Detroit
Don't forget your gap-gauges, folks. General Motors Co. wants you to fly-speck its metal at a dealership near you.
Check the panels on that new Chevrolet Equinox. Examine the millimeters-wide void between the hood and the front fenders on the 2010 Buick LaCrosse. Critique the interiors of the Cadillac SRX crossover or the CTS Wagon. Compare the fuel economy of 'em all (or almost all) to those from Japan's Big Three.
In a bid for traction into its second life, GM is amping up its challenge to American car buyers (not to mention a skeptical news media and woefully misinformed politicians). Prevailing, even half the time, is the best (only?) chance the post-bankrupt GM has of returning to prosperity and respectability.
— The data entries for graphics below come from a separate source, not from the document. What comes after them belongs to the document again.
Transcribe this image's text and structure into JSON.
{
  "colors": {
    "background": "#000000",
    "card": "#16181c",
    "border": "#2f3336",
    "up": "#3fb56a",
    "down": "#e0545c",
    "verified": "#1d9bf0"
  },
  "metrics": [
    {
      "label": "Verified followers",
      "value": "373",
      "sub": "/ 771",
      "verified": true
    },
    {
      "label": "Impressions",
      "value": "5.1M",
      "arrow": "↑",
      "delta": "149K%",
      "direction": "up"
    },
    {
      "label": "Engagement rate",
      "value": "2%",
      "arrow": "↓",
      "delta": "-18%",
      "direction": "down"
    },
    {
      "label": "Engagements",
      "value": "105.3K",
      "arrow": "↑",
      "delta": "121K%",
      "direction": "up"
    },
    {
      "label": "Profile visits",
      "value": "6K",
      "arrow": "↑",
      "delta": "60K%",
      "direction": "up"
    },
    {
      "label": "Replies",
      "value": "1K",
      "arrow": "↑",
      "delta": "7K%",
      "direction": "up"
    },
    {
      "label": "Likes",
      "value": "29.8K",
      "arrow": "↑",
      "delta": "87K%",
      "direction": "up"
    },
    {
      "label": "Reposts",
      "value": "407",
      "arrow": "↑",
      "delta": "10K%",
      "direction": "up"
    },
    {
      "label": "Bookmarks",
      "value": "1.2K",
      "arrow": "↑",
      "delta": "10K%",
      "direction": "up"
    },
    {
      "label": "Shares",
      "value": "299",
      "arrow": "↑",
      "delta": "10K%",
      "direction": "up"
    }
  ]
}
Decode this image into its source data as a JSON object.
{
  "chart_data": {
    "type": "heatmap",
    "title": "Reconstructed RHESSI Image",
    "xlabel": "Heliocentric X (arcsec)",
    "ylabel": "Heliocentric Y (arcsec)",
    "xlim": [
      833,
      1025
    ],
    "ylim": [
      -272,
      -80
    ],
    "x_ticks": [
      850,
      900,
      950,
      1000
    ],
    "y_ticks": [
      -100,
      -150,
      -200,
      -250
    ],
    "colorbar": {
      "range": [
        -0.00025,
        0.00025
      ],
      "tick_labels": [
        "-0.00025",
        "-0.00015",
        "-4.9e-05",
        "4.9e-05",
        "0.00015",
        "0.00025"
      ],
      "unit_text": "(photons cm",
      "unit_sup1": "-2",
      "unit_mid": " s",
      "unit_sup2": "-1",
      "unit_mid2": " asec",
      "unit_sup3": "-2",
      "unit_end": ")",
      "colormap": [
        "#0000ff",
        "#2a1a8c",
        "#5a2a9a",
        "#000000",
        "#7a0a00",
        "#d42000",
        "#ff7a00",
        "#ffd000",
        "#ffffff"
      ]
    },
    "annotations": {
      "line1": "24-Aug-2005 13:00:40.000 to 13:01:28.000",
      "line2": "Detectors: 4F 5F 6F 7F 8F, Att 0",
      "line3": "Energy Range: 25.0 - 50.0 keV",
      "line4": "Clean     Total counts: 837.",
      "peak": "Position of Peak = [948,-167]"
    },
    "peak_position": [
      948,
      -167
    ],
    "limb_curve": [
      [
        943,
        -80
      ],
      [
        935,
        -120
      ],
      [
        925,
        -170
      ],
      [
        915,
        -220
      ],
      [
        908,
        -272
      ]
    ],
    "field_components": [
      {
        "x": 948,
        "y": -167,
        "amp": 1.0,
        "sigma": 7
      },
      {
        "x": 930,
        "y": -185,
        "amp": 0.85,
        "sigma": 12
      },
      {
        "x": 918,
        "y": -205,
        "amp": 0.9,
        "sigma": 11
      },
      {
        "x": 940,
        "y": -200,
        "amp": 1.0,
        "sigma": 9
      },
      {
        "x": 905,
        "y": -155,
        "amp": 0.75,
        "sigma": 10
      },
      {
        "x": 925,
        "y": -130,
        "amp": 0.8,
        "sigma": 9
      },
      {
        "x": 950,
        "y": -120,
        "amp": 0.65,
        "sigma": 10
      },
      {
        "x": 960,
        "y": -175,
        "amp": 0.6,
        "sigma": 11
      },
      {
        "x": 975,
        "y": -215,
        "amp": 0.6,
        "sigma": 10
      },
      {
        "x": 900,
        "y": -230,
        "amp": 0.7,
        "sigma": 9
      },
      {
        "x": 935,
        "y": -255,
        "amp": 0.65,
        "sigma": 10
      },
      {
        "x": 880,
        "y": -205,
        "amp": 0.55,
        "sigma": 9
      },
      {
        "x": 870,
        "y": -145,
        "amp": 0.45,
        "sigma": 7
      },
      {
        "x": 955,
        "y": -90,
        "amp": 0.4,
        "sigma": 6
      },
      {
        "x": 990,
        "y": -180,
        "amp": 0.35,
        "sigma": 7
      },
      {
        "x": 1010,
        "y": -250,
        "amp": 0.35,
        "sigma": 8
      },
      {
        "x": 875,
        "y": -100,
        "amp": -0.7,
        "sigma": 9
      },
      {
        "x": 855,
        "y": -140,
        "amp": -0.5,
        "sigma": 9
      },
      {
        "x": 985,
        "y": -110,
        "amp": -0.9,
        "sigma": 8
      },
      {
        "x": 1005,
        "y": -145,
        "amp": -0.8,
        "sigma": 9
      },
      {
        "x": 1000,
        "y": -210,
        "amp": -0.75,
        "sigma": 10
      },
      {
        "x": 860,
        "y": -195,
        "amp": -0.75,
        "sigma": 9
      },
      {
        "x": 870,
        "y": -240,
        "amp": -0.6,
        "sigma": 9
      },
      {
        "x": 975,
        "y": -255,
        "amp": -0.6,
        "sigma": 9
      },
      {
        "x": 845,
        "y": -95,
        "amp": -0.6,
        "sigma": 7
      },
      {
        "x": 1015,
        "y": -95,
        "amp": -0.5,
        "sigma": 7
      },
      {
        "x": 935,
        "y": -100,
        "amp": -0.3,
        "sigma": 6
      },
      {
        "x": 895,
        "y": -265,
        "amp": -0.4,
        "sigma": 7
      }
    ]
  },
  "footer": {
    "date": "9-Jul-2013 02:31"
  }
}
The automaker aims to "shock Americans into a new awareness about the competitiveness of GM products," Bob Lutz, the automaker's chief marketing officer, said in brief remarks Wednesday at the RenCen. "We can't do it the way we used to do it by gently showing our products. We've got to take it on boldly and head-on. We can stand the comparison with just about anybody."
If nothing else, give 'em points for moxie and a directionally correct embrace of reality. For if GM is to have a future -- a legit, honest-to-God chance at paying back its loans, issuing shares to investors, even making a bona fide profit -- it cannot prevaricate, cannot sandbag, cannot shrink from unsparing comparisons to the best from Toyota and Honda. Most of all, it cannot make excuses.
GM can't blame American customers, who know what they can see for themselves. Can't blame the union, whose cost structure has been equalized by Chapter 11. Can't blame the debt load, now one of the lightest in the industry. Can't blame the competition, beset with its own troubles. Can't blame the news media, the politicians or regulators in Washington, no matter how arbitrary and anti-business their newest rules.
None of them design, build and market GM's cars and trucks. And none of them are responsible for what's sitting in GM showrooms around the country. GM is, and three months out of bankruptcy it clearly is moving to make its case, pugnaciously, to anyone who will listen. It'd better.
After years spent back on their figurative heels -- and the past 12 months on their knees -- GM's message-makers in marketing, sales and communications are leaning forward again, theoretically together. Partly because their improving (and winnowed) product line means they can, and partly because bankruptcy helped remove many internal impediments (that would be pieces of bureaucracy and execs leaving or gone) to a less cautious, more realistic public posture.
Riskier? Yes, particularly when statements made today can bite hard six or 12 months later should circumstances change. Necessary? Absolutely, because yesterday's legacy of middling products and lame marketing means GM's story of today and tomorrow cannot tell itself. It needs lots of help.
You can see it in comparative ads aimed squarely at the perception that Japan's automakers own the fuel economy story. You can see it in the aggressive warranties, the blogosphere smack-down of hyperventilated (or just plain wrong) news stories, the quiet confidence implied by the 60-day guarantees.
More than 150,000 vehicles have been sold since GM launched the 60-day program, but only "hundreds" opted for it. As of a few days ago, Lutz said, only one car had been returned -- a Corvette with a manual transmission. The dealer swapped it for an automatic.
That's probably not yet momentum, but it's movement in the right direction.